Types of Mould and How to Prevent Them
Mould is a dangerous and toxic substance that can grow in your home. Mould generally thrives in damp and dark areas and once it starts growing, it can be really hard to get rid of it. Britain, in particular, is notorious for mould because of the frequent wet and rainy weather. It’s important to try and implement measures that prevent the growth of mould. If you’re looking to find out more, then please read on to learn about types of mould and how to prevent it in your home.
Common Types of Mould You Can Find in Your Home
Different types of mould have different effects on your health and thrive in different environments. Being aware of some of the types and the properties they have will help you identify rooms which may be at risk of mould growth. It will also help when thinking about how to treat the mould if you notice one of your rooms afflicted by it. Some common types of mould include:
This tends to be powdery or velvet like and has a greenish colour. You’ll find this type of mould lurking in damp and dark areas, like under the sink or in the shower area. This type of mould can also cause some asthma-like symptoms such as: coughing.
This type of mould tends to grow on upholstery and fabric as opposed to on walls and surfaces. But it can also grow under floorboards or in cupboards. It also grows in all kinds of climates, irrespective of temperature. Think you may have cladosporium in your home? Look out for a green or brown suede like mould.

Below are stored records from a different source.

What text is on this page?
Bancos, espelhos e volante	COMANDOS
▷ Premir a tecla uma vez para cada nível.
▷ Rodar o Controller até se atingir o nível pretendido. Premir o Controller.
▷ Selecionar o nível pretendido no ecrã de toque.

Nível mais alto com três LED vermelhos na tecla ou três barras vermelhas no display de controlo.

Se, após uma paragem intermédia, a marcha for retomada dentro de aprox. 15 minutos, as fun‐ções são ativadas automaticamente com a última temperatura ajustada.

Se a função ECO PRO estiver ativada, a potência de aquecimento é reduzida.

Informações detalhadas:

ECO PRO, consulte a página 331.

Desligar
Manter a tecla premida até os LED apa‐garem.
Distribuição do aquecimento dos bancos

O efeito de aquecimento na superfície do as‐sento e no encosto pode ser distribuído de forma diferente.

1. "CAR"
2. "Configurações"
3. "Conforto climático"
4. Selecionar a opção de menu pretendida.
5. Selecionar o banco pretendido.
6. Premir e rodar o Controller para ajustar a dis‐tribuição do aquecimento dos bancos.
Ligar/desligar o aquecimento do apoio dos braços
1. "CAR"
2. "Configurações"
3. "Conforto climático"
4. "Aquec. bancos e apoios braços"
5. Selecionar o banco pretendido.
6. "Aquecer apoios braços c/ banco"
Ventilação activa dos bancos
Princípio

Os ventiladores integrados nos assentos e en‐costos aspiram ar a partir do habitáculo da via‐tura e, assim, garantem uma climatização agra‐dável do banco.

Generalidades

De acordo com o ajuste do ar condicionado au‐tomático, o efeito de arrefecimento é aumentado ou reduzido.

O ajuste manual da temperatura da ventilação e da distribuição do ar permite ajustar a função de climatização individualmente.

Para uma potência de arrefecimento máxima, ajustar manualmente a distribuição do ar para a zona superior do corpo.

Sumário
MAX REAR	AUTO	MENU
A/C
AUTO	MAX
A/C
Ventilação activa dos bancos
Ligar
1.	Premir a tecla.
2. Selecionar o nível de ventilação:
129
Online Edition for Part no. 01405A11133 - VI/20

Aureobasidium is often found on walls and ceilings, particularly underneath old wallpaper. As this starts to grow it is pink in colour and as it ages it turns a brown or black colour. This mould can be very dangerous as if touched it can cause skin and eye infections.
4. Black mould
Black mould has a slimy textures and as the name suggests is black in colour. Although sometimes, it can also be a very dark green. It often grows on natural materials such as wood, paper, and cardboard and needs high humidity levels to grow.
Causes of Mould in the Home
There are many factors that cause mould in the home. The two most common factors can be seen below and they are caused by a number of things such as the weather, the structural conditions of your home, and everyday activities like showering and cooking.
Humidity levels from damp weather and everyday activities
The British weather is always changing and this constant change in temperature can create a lot of humidity. Everyday activities in the home can lead to increased humidity levels. Things like drying clothes with the radiator on, bathing, and cooking can raise the humidity levels to more than 70%.
Condensation is a big cause of mould in the home
This usually occurs in the steamist room in your house, which is often the bathroom. Condensation often happens when moist air comes up against a cold surface, like a wall or mirror. The problem is when this happens on a regular basis and the surface stays wet and damp for a prolonged period of time.
Ways to Prevent Mould in the Home
It’s also useful to think about preventing mould from growing, rather than simply solving the problem when it arises. Below are some easy ways to prevent the growth of mould in your home.
1. Install insulation to your garage, loft, and walls
Insulating your home is so important. Insulation keeps your house warmer and this includes keeping the inside surface of the walls warm too. As we know, condensation builds up on colder walls, so insulating a whole property reduces risk as your walls will be warmer and condensation will be less likely to accumulate. There are different insulation materials for different parts of your home from underfloor insulation to wall insulation.
2. Draught-proof your home
It can be easy to forget about the small gaps and cracks in your home. Many of us underestimate the effects gaps in our home have on the condition of our property. Make sure the joints arounds your windows and doors are properly sealed. If your house is riddled with little openings - this is particularly common in old houses- it is a good idea to fill them in using sealants. Doing this will increase the warmth in your home without the need to put the heating on and cause condensation to build up.
3.Maintain an airflow throughout your home
Ventilating your home without making draughts is a great way to prevent mould build up. There are some really easy steps you can take to maintain a fresh air flow in your home, and the great thing is, these steps are free and don’t take any time. You can begin by opening up windows around your house to keep your rooms light and airy. It’s also a good idea to close the doors in the bathroom and kitchen when they are in use, as this will stop moisture leaking into other rooms.
Many of us also pack our wardrobes and cupboards so they are completely full. Unfortunately, this stops air flow and can lead to things starting to smell and then build up into mould. You can simply unload some of your cupboards or add breather holes to them so air is encouraged in.
4. Let natural light into your rooms
As we know, mould thrives in dark spaces. To combat this make sure to open your curtains and windows throughout the day. This will encourage a natural flow of light and fresh air, which will make it harder for mould to continue growing. Rooms that have no access to natural sunlight may be particularly at risk. Why not consider installing a window to these rooms?